PROJECT 3

COMPILING TO AN INTERMEDIATE LANGUAGE

Write a compiler which compiles programs written in the language D# described below

The first statement in a D# program should be: main;

and the last statement should be: end main;

The above first statement should be following by declarations for all the variables that the program employs, and should be of the same form as declarations for variables of type “int” in C, but without initial values specified, e.g.:

int x3, y2;

int dd2;

The “main”, “end main” and “int” statements should not occur anywhere else in the program.

The rest of the program should consist of statements of the following form:

input identifier; (this should produce the prompt: Enter a number)

output expression;

identifier = expression;

The expressions referred to above should consist of an identifier or number or a sum of identifiers and numbers

Here is an example of a program written in the D# language which I will call “test3”:

main;

int xx;

int kk44, n;

input kk44;

kk44 = kk44 + xx +2;

output kk44 + n;

end main;

The name of the output file should be constructed from that for the input source file.
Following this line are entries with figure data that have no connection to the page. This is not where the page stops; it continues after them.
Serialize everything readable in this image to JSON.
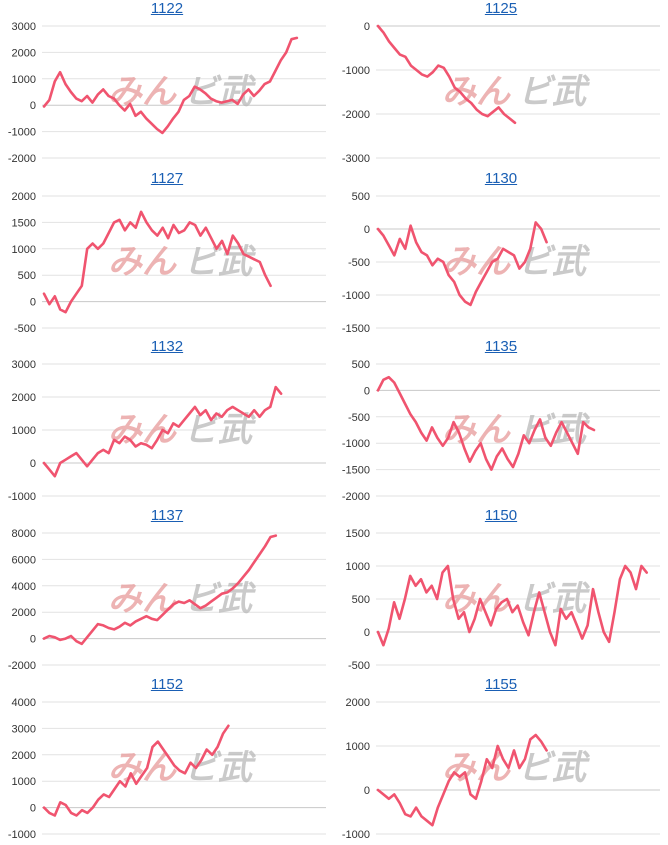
{
  "colors": {
    "line": "#f0546f",
    "link": "#1a5fb4",
    "watermark_a": "#e79a9a",
    "watermark_b": "#b9b9b9"
  },
  "watermark": {
    "text_a": "みん",
    "text_b": "ビ武"
  },
  "chart_data": [
    {
      "type": "line",
      "title": "1122",
      "ylim": [
        -2000,
        3000
      ],
      "yticks": [
        -2000,
        -1000,
        0,
        1000,
        2000,
        3000
      ],
      "values": [
        -50,
        200,
        900,
        1250,
        800,
        500,
        250,
        150,
        350,
        100,
        400,
        600,
        350,
        250,
        0,
        -200,
        50,
        -400,
        -250,
        -500,
        -700,
        -900,
        -1050,
        -800,
        -500,
        -250,
        200,
        350,
        700,
        600,
        450,
        250,
        150,
        100,
        150,
        200,
        50,
        400,
        600,
        350,
        550,
        800,
        900,
        1300,
        1700,
        2000,
        2500,
        2550
      ]
    },
    {
      "type": "line",
      "title": "1125",
      "ylim": [
        -3000,
        0
      ],
      "yticks": [
        -3000,
        -2000,
        -1000,
        0
      ],
      "values": [
        0,
        -150,
        -350,
        -500,
        -650,
        -700,
        -900,
        -1000,
        -1100,
        -1150,
        -1050,
        -900,
        -950,
        -1150,
        -1400,
        -1500,
        -1650,
        -1750,
        -1900,
        -2000,
        -2050,
        -1950,
        -1850,
        -2000,
        -2100,
        -2200
      ]
    },
    {
      "type": "line",
      "title": "1127",
      "ylim": [
        -500,
        2000
      ],
      "yticks": [
        -500,
        0,
        500,
        1000,
        1500,
        2000
      ],
      "values": [
        150,
        -50,
        100,
        -150,
        -200,
        0,
        150,
        300,
        1000,
        1100,
        1000,
        1100,
        1300,
        1500,
        1550,
        1350,
        1500,
        1400,
        1700,
        1500,
        1350,
        1250,
        1400,
        1200,
        1450,
        1300,
        1350,
        1500,
        1450,
        1250,
        1400,
        1200,
        1000,
        1150,
        900,
        1250,
        1100,
        900,
        850,
        800,
        750,
        500,
        300
      ]
    },
    {
      "type": "line",
      "title": "1130",
      "ylim": [
        -1500,
        500
      ],
      "yticks": [
        -1500,
        -1000,
        -500,
        0,
        500
      ],
      "values": [
        0,
        -100,
        -250,
        -400,
        -150,
        -300,
        50,
        -200,
        -350,
        -400,
        -550,
        -450,
        -500,
        -700,
        -800,
        -1000,
        -1100,
        -1150,
        -950,
        -800,
        -650,
        -500,
        -450,
        -300,
        -350,
        -400,
        -600,
        -500,
        -300,
        100,
        0,
        -200
      ]
    },
    {
      "type": "line",
      "title": "1132",
      "ylim": [
        -1000,
        3000
      ],
      "yticks": [
        -1000,
        0,
        1000,
        2000,
        3000
      ],
      "values": [
        0,
        -200,
        -400,
        0,
        100,
        200,
        300,
        100,
        -100,
        100,
        300,
        400,
        300,
        700,
        600,
        800,
        700,
        500,
        600,
        550,
        450,
        700,
        1000,
        900,
        1200,
        1100,
        1300,
        1500,
        1700,
        1450,
        1600,
        1300,
        1500,
        1400,
        1600,
        1700,
        1600,
        1500,
        1400,
        1600,
        1400,
        1600,
        1700,
        2300,
        2100
      ]
    },
    {
      "type": "line",
      "title": "1135",
      "ylim": [
        -2000,
        500
      ],
      "yticks": [
        -2000,
        -1500,
        -1000,
        -500,
        0,
        500
      ],
      "values": [
        0,
        200,
        250,
        150,
        -50,
        -250,
        -450,
        -600,
        -800,
        -950,
        -700,
        -900,
        -1050,
        -900,
        -600,
        -800,
        -1100,
        -1350,
        -1150,
        -1000,
        -1300,
        -1500,
        -1250,
        -1100,
        -1300,
        -1450,
        -1200,
        -850,
        -1000,
        -750,
        -550,
        -900,
        -1050,
        -800,
        -600,
        -800,
        -1000,
        -1200,
        -600,
        -700,
        -750
      ]
    },
    {
      "type": "line",
      "title": "1137",
      "ylim": [
        -2000,
        8000
      ],
      "yticks": [
        -2000,
        0,
        2000,
        4000,
        6000,
        8000
      ],
      "values": [
        0,
        200,
        100,
        -100,
        0,
        200,
        -200,
        -400,
        100,
        600,
        1100,
        1000,
        800,
        700,
        900,
        1200,
        1000,
        1300,
        1500,
        1700,
        1500,
        1400,
        1800,
        2200,
        2600,
        2800,
        2700,
        2900,
        2600,
        2300,
        2500,
        2800,
        3100,
        3400,
        3500,
        3800,
        4200,
        4700,
        5200,
        5800,
        6400,
        7000,
        7700,
        7800
      ]
    },
    {
      "type": "line",
      "title": "1150",
      "ylim": [
        -500,
        1500
      ],
      "yticks": [
        -500,
        0,
        500,
        1000,
        1500
      ],
      "values": [
        0,
        -200,
        50,
        450,
        200,
        500,
        850,
        700,
        800,
        600,
        700,
        500,
        900,
        1000,
        500,
        200,
        300,
        0,
        200,
        500,
        300,
        100,
        350,
        450,
        500,
        300,
        400,
        150,
        -50,
        300,
        600,
        300,
        0,
        -200,
        350,
        200,
        300,
        100,
        -100,
        100,
        650,
        300,
        0,
        -150,
        300,
        800,
        1000,
        900,
        650,
        1000,
        900
      ]
    },
    {
      "type": "line",
      "title": "1152",
      "ylim": [
        -1000,
        4000
      ],
      "yticks": [
        -1000,
        0,
        1000,
        2000,
        3000,
        4000
      ],
      "values": [
        0,
        -200,
        -300,
        200,
        100,
        -200,
        -300,
        -100,
        -200,
        0,
        300,
        500,
        400,
        700,
        1000,
        800,
        1300,
        900,
        1200,
        1500,
        2300,
        2500,
        2200,
        1900,
        1600,
        1400,
        1300,
        1700,
        1500,
        1800,
        2200,
        2000,
        2300,
        2800,
        3100
      ]
    },
    {
      "type": "line",
      "title": "1155",
      "ylim": [
        -1000,
        2000
      ],
      "yticks": [
        -1000,
        0,
        1000,
        2000
      ],
      "values": [
        0,
        -100,
        -200,
        -100,
        -300,
        -550,
        -600,
        -400,
        -600,
        -700,
        -800,
        -400,
        -100,
        200,
        400,
        300,
        400,
        -100,
        -200,
        200,
        700,
        500,
        1000,
        700,
        500,
        900,
        500,
        700,
        1150,
        1250,
        1100,
        900
      ]
    }
  ]
}
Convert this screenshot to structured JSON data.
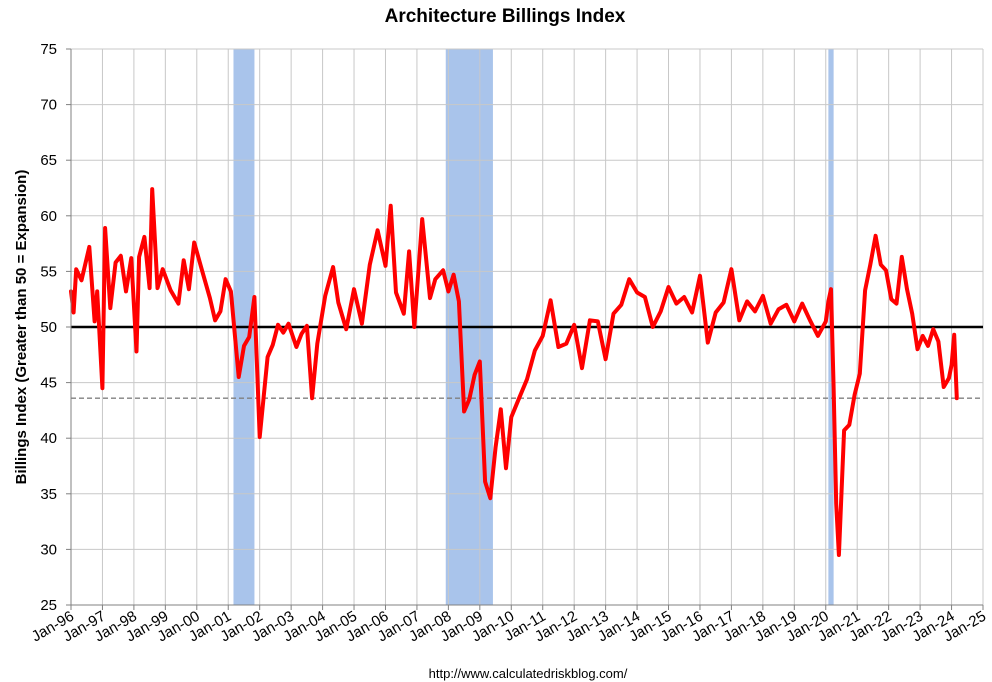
{
  "chart_data": {
    "type": "line",
    "title": "Architecture Billings Index",
    "ylabel": "Billings Index (Greater than 50 = Expansion)",
    "xlabel": "",
    "source": "http://www.calculatedriskblog.com/",
    "ylim": [
      25,
      75
    ],
    "yticks": [
      25,
      30,
      35,
      40,
      45,
      50,
      55,
      60,
      65,
      70,
      75
    ],
    "xlim": [
      "1996-01",
      "2025-01"
    ],
    "xticks": [
      "Jan-96",
      "Jan-97",
      "Jan-98",
      "Jan-99",
      "Jan-00",
      "Jan-01",
      "Jan-02",
      "Jan-03",
      "Jan-04",
      "Jan-05",
      "Jan-06",
      "Jan-07",
      "Jan-08",
      "Jan-09",
      "Jan-10",
      "Jan-11",
      "Jan-12",
      "Jan-13",
      "Jan-14",
      "Jan-15",
      "Jan-16",
      "Jan-17",
      "Jan-18",
      "Jan-19",
      "Jan-20",
      "Jan-21",
      "Jan-22",
      "Jan-23",
      "Jan-24",
      "Jan-25"
    ],
    "grid": true,
    "colors": {
      "series": "#ff0000",
      "recession": "#a9c4eb",
      "grid": "#c8c8c8",
      "reference": "#000000",
      "latest": "#808080"
    },
    "reference_line": {
      "y": 50,
      "style": "solid"
    },
    "latest_value_line": {
      "y": 43.6,
      "style": "dashed"
    },
    "recessions": [
      {
        "start": "2001-03",
        "end": "2001-11"
      },
      {
        "start": "2007-12",
        "end": "2009-06"
      },
      {
        "start": "2020-02",
        "end": "2020-04"
      }
    ],
    "series": [
      {
        "x": [
          "1996-01",
          "1996-02",
          "1996-03",
          "1996-05",
          "1996-08",
          "1996-10",
          "1996-11",
          "1997-01",
          "1997-02",
          "1997-04",
          "1997-06",
          "1997-08",
          "1997-10",
          "1997-12",
          "1998-02",
          "1998-03",
          "1998-05",
          "1998-07",
          "1998-08",
          "1998-10",
          "1998-12",
          "1999-03",
          "1999-06",
          "1999-08",
          "1999-10",
          "1999-12",
          "2000-03",
          "2000-06",
          "2000-08",
          "2000-10",
          "2000-12",
          "2001-02",
          "2001-05",
          "2001-07",
          "2001-09",
          "2001-11",
          "2002-01",
          "2002-04",
          "2002-06",
          "2002-08",
          "2002-10",
          "2002-12",
          "2003-03",
          "2003-05",
          "2003-07",
          "2003-09",
          "2003-11",
          "2004-02",
          "2004-05",
          "2004-07",
          "2004-10",
          "2005-01",
          "2005-04",
          "2005-07",
          "2005-10",
          "2006-01",
          "2006-03",
          "2006-05",
          "2006-08",
          "2006-10",
          "2006-12",
          "2007-03",
          "2007-06",
          "2007-08",
          "2007-11",
          "2008-01",
          "2008-03",
          "2008-05",
          "2008-07",
          "2008-09",
          "2008-11",
          "2009-01",
          "2009-03",
          "2009-05",
          "2009-07",
          "2009-09",
          "2009-11",
          "2010-01",
          "2010-04",
          "2010-07",
          "2010-10",
          "2011-01",
          "2011-04",
          "2011-07",
          "2011-10",
          "2012-01",
          "2012-04",
          "2012-07",
          "2012-10",
          "2013-01",
          "2013-04",
          "2013-07",
          "2013-10",
          "2014-01",
          "2014-04",
          "2014-07",
          "2014-10",
          "2015-01",
          "2015-04",
          "2015-07",
          "2015-10",
          "2016-01",
          "2016-04",
          "2016-07",
          "2016-10",
          "2017-01",
          "2017-04",
          "2017-07",
          "2017-10",
          "2018-01",
          "2018-04",
          "2018-07",
          "2018-10",
          "2019-01",
          "2019-04",
          "2019-07",
          "2019-10",
          "2020-01",
          "2020-02",
          "2020-03",
          "2020-04",
          "2020-05",
          "2020-06",
          "2020-08",
          "2020-10",
          "2020-12",
          "2021-02",
          "2021-04",
          "2021-06",
          "2021-08",
          "2021-10",
          "2021-12",
          "2022-02",
          "2022-04",
          "2022-06",
          "2022-08",
          "2022-10",
          "2022-12",
          "2023-02",
          "2023-04",
          "2023-06",
          "2023-08",
          "2023-10",
          "2023-12",
          "2024-01",
          "2024-02",
          "2024-03"
        ],
        "y": [
          53.2,
          51.3,
          55.2,
          54.2,
          57.2,
          50.5,
          53.2,
          44.5,
          58.9,
          51.7,
          55.8,
          56.4,
          53.2,
          56.2,
          47.8,
          56.3,
          58.1,
          53.5,
          62.4,
          53.5,
          55.2,
          53.3,
          52.1,
          56.0,
          53.4,
          57.6,
          55.1,
          52.6,
          50.6,
          51.4,
          54.3,
          53.2,
          45.5,
          48.3,
          49.1,
          52.7,
          40.1,
          47.3,
          48.4,
          50.2,
          49.5,
          50.3,
          48.2,
          49.4,
          50.1,
          43.6,
          48.5,
          52.8,
          55.4,
          52.2,
          49.8,
          53.4,
          50.3,
          55.6,
          58.7,
          55.5,
          60.9,
          53.1,
          51.2,
          56.8,
          50.0,
          59.7,
          52.6,
          54.3,
          55.1,
          53.2,
          54.7,
          52.3,
          42.4,
          43.5,
          45.7,
          46.9,
          36.1,
          34.6,
          39.2,
          42.6,
          37.3,
          41.9,
          43.6,
          45.3,
          47.9,
          49.2,
          52.4,
          48.2,
          48.5,
          50.2,
          46.3,
          50.6,
          50.5,
          47.1,
          51.2,
          52.0,
          54.3,
          53.1,
          52.7,
          50.0,
          51.4,
          53.6,
          52.1,
          52.7,
          51.3,
          54.6,
          48.6,
          51.3,
          52.2,
          55.2,
          50.6,
          52.3,
          51.4,
          52.8,
          50.3,
          51.6,
          52.0,
          50.5,
          52.1,
          50.6,
          49.2,
          50.5,
          52.3,
          53.4,
          44.6,
          34.1,
          29.5,
          40.7,
          41.2,
          43.9,
          45.8,
          53.3,
          55.6,
          58.2,
          55.6,
          55.1,
          52.5,
          52.1,
          56.3,
          53.4,
          51.2,
          48.0,
          49.2,
          48.3,
          49.8,
          48.7,
          44.6,
          45.4,
          46.6,
          49.3,
          43.6
        ]
      }
    ]
  }
}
Thus, assuming your compiler is called “compiler3”, if the user source program is called e.g. “aaa”, then the DOS command

compiler3 aaa

should produce a Masm program called aaa.asm

while if the user source program is called “bbb”, then the command

compiler3 bbb

should produce a Masm program called bbb.asm.

We have a lot of other work to cover in the semester, so will require only that the above compiler be written in the simplest possible way. Normally one would employ a symbol table as was done in Assignment 3, and have our program pinpoint syntactic errors as in Project 2, but we will omit these requirements for this project (though they will be required in a later more comprehensive project).

Also, for this project only, our code will employ only register ax for arithmetic

Here is a suggested grammar. You can change the grammar if you wish, but not the language to be implemented.

prog ® Main ; declaration_list code_start statement_list End Main ;

declaration_list ® declaration_list declaration | declaration

declaration ® Int identifier_list ;

identifier_list ® identifier_list , Identifier | Identifier

code_start ®

statement_list ® statement_list statement | statement

statement ® assignment_statement | input_statement | output_statement
assignment_statement ® Identifier = expression ;

input_statement ® Input Identifier ;

output_statement ® Output expression ;

expression ® expression + primary | primary

primary ® Identifier | Number

Here are some suggestions on how to generate the code (assuming that the file variable allocated to your output file is called e.g. “ff”):

Define YYSTYPE in both the Lex and Yacc definition file as follows:

typedef struct

{char symbol[20];} yystype;

#define YYSTYPE yystype

In your Lex definition file, when an identifier or number (i.e. integer) is matched, push yytext onto symbol stack, using code such as:

strcpy(yylval.symbol, yytext);

and then return Identifier or Number as the case may be.

In your main program, within the Yacc definition file, before calling yyparse(),

generate onto the output file:

.model small

extrn getdec:near, putdec:near

.586

.stack 100h

.data
and after calling yyparse(), generate onto the output file:

mov ah, 4ch

int 21h

main endp

end main

For the production

identifier_list ® identifier_list , Identifier

generate a declaration for the identifier, with code such as:

fprintf(ff,”%s%s\n”, $3.symbol,” dw ?“);

For the production

code_start ®

generate:

.code

main proc

mov ax, @data

mov ds, ax

Whenever code is generated to put something into register ax, let the associated entry on symbol stack be changed to “ax”. For instance, the code for:

expression ® expression + primary

could be of the following form:

if (strcmp($1.symbol, "ax") != 0){

fprintf(ff, "%s%s\n", " mov ax,", $1.symbol);

strcpy($$.symbol, "ax");

}

fprintf(ff, "%s%s\n", " add ax,", $3.symbol);

Call your compiler Dsharp.exe, and employ the following bat (i.e. script file), and call it b.bat :

Dsharp %1

Masm %1.asm

%1

Then to compile and execute a program in the D# language such as test3 given above, employ:

b test3

If all goes well, the 1st line of this bat file will in this case create test3.asm.

The second line will create test3.exe, and the last line will execute test3.exe.